One possible reason why the survival curves separated over time in favor of women may be related to differences in medication adherence. For example, although the evidence on sex-related medication adherence is mixed, Manteuffel et al. found that for patients with diabetes and select cardiovascular conditions, women were significantly more likely than men to use one or more medications during the analysis period (68% vs. 59%, P<0.001), although men were more likely to receive the medication treatment and monitoring recommended by clinical guidelines (16). It should be noted that other studies have found either differences in favor of higher adherence for men (17) or no difference in adherence (18) by sex.

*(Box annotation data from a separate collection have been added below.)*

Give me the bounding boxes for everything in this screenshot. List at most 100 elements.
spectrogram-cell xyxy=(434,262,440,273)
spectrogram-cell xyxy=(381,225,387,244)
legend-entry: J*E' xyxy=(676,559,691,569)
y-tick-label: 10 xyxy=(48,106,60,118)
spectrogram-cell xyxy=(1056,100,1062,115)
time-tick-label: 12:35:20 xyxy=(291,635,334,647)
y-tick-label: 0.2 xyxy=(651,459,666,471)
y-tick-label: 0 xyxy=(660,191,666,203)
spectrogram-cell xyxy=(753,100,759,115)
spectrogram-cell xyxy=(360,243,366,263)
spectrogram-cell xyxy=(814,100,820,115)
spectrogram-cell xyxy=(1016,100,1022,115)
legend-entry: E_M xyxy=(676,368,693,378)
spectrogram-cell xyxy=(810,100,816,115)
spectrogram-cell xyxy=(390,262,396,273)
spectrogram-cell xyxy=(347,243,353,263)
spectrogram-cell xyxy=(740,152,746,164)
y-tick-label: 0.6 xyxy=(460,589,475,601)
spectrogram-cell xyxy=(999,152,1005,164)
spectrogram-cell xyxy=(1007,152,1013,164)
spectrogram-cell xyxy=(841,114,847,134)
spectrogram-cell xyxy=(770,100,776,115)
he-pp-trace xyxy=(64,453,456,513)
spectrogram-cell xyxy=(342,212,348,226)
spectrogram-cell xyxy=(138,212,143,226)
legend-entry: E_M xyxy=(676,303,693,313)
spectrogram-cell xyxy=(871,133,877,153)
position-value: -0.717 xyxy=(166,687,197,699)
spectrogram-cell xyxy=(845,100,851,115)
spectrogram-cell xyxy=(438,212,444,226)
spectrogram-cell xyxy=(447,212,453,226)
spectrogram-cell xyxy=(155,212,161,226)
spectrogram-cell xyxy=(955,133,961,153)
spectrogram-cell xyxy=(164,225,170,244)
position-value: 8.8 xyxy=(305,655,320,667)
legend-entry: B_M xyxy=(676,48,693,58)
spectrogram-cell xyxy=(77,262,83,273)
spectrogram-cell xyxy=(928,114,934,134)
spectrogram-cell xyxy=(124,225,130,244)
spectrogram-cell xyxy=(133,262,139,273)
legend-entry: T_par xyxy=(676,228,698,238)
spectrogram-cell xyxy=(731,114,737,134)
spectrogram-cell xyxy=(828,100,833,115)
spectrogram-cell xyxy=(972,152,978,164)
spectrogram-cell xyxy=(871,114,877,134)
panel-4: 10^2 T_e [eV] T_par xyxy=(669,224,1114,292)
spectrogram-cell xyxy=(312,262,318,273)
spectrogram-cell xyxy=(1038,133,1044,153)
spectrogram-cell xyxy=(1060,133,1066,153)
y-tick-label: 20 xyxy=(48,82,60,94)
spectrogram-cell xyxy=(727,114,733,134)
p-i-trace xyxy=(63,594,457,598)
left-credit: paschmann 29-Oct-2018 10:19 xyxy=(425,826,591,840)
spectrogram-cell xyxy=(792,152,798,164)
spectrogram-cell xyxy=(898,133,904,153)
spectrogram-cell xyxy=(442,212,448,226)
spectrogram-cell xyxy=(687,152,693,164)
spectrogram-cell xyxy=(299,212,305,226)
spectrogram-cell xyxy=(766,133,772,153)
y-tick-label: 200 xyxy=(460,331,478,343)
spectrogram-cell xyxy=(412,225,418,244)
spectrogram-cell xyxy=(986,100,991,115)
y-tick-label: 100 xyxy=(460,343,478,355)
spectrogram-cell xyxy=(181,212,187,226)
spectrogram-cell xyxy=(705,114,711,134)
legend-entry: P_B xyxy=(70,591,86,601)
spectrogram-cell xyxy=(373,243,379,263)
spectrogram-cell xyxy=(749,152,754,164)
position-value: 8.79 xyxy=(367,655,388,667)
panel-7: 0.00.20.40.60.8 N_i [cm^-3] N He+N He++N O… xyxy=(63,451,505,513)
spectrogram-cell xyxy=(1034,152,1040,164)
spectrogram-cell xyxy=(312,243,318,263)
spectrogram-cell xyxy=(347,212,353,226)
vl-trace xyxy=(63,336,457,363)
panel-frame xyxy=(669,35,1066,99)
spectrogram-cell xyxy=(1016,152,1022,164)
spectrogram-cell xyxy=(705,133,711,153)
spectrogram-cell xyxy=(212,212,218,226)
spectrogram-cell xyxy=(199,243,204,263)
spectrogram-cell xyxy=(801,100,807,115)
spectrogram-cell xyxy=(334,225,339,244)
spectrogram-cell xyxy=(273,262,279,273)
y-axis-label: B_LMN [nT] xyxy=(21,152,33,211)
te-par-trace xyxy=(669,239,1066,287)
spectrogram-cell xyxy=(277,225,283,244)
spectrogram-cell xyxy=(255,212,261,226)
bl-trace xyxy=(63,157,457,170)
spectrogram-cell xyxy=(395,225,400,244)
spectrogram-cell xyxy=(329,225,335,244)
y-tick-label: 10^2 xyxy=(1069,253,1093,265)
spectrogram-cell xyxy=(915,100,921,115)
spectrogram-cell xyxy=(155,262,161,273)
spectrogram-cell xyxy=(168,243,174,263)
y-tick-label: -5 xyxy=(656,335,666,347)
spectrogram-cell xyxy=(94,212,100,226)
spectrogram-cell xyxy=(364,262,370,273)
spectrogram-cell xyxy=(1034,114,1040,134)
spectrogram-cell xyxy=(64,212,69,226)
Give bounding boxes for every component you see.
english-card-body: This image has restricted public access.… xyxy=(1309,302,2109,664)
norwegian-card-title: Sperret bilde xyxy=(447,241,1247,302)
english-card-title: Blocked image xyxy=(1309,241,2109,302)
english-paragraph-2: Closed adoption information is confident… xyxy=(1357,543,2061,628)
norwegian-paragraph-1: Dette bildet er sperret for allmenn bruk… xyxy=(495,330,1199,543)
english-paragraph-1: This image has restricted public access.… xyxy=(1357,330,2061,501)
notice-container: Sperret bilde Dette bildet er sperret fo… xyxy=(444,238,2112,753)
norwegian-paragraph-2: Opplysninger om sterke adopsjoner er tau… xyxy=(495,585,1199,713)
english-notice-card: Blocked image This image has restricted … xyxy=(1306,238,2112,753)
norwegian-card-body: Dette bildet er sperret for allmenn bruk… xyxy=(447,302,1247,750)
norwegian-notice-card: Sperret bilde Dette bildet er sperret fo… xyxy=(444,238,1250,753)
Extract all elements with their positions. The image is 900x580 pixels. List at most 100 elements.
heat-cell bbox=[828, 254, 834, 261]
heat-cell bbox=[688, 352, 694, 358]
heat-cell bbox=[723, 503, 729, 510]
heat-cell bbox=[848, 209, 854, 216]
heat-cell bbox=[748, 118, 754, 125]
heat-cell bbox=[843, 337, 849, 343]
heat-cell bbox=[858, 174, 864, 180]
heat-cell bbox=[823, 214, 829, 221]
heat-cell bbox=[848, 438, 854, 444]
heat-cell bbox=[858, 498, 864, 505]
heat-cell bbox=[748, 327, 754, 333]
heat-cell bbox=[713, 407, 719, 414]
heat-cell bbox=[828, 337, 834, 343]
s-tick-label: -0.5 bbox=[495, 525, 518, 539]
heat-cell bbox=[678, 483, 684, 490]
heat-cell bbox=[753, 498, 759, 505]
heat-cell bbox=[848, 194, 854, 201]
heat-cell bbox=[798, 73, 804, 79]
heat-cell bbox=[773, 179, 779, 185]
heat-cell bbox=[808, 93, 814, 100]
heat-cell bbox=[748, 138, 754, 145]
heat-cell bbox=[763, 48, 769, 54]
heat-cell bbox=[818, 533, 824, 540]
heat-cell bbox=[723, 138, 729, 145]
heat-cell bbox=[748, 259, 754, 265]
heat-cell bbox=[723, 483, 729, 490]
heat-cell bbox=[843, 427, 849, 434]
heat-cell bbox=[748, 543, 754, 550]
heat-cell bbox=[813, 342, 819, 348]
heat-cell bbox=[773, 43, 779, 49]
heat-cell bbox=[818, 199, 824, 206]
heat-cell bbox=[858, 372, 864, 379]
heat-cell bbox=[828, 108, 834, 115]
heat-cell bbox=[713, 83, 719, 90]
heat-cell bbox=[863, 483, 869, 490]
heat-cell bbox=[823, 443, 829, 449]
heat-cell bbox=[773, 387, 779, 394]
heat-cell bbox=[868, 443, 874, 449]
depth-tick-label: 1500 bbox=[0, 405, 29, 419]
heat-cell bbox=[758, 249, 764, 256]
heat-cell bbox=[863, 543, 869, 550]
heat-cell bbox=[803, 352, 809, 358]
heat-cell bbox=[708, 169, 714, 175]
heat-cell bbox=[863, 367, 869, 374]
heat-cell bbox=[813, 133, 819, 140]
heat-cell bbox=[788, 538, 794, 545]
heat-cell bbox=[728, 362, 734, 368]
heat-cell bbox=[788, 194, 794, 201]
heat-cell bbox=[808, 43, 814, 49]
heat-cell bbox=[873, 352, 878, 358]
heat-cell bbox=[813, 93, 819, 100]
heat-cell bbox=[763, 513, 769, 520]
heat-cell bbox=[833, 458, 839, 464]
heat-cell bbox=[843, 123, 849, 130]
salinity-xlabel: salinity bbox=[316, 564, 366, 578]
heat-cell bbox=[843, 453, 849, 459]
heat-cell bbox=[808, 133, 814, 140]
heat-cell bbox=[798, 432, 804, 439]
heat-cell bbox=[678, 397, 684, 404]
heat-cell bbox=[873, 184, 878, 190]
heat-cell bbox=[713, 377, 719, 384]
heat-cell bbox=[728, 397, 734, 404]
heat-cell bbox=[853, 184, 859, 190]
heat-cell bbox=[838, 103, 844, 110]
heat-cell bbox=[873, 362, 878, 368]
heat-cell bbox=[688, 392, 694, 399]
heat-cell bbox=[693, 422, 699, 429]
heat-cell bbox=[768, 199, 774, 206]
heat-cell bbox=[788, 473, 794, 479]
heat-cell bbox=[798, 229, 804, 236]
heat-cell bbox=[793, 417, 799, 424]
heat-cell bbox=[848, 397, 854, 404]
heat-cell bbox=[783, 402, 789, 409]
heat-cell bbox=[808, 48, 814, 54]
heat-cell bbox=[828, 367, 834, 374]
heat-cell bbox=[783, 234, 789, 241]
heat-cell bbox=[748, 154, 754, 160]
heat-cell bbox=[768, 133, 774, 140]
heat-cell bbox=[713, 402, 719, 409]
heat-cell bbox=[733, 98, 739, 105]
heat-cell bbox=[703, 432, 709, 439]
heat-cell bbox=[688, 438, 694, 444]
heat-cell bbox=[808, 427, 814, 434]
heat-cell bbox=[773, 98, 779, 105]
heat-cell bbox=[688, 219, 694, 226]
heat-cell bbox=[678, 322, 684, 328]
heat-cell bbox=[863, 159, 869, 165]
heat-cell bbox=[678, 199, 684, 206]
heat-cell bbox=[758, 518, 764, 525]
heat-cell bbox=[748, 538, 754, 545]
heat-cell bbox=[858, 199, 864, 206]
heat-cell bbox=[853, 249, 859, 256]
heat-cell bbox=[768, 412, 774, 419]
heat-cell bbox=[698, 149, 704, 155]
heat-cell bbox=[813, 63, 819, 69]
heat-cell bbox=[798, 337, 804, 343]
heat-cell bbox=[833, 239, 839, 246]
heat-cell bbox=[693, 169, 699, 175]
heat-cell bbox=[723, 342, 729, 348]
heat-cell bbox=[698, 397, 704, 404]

It is also important that the conclusion that women have better longer-term outcomes than men is very dependent on the finding that women are sicker than men at the time of procedure being performed, and that women fare better in the long run despite having worse (or at least not better) short-term outcomes. As the authors note, women were sicker in some respects (higher rate of porcelain aorta, lower glomerular filtration rate, higher STS score) but were less sick in other respects (lower prevalence of coronary artery disease, atrial fibrillation and diabetes). The statistical model used by the authors was different than earlier models using the STS score (19) or the New York statistical model for surgical valve patients (20), and it would be interesting to see if the use of those two statistical models would have yielded similar results.
In conclusion, Chandrasekhar et al. are to be congratulated for shedding more light on TAVR outcome differences between the sexes, and their study raises some interesting questions to be addressed in future studies.
Conflicts of Interest: The authors have no conflicts of interest to declare.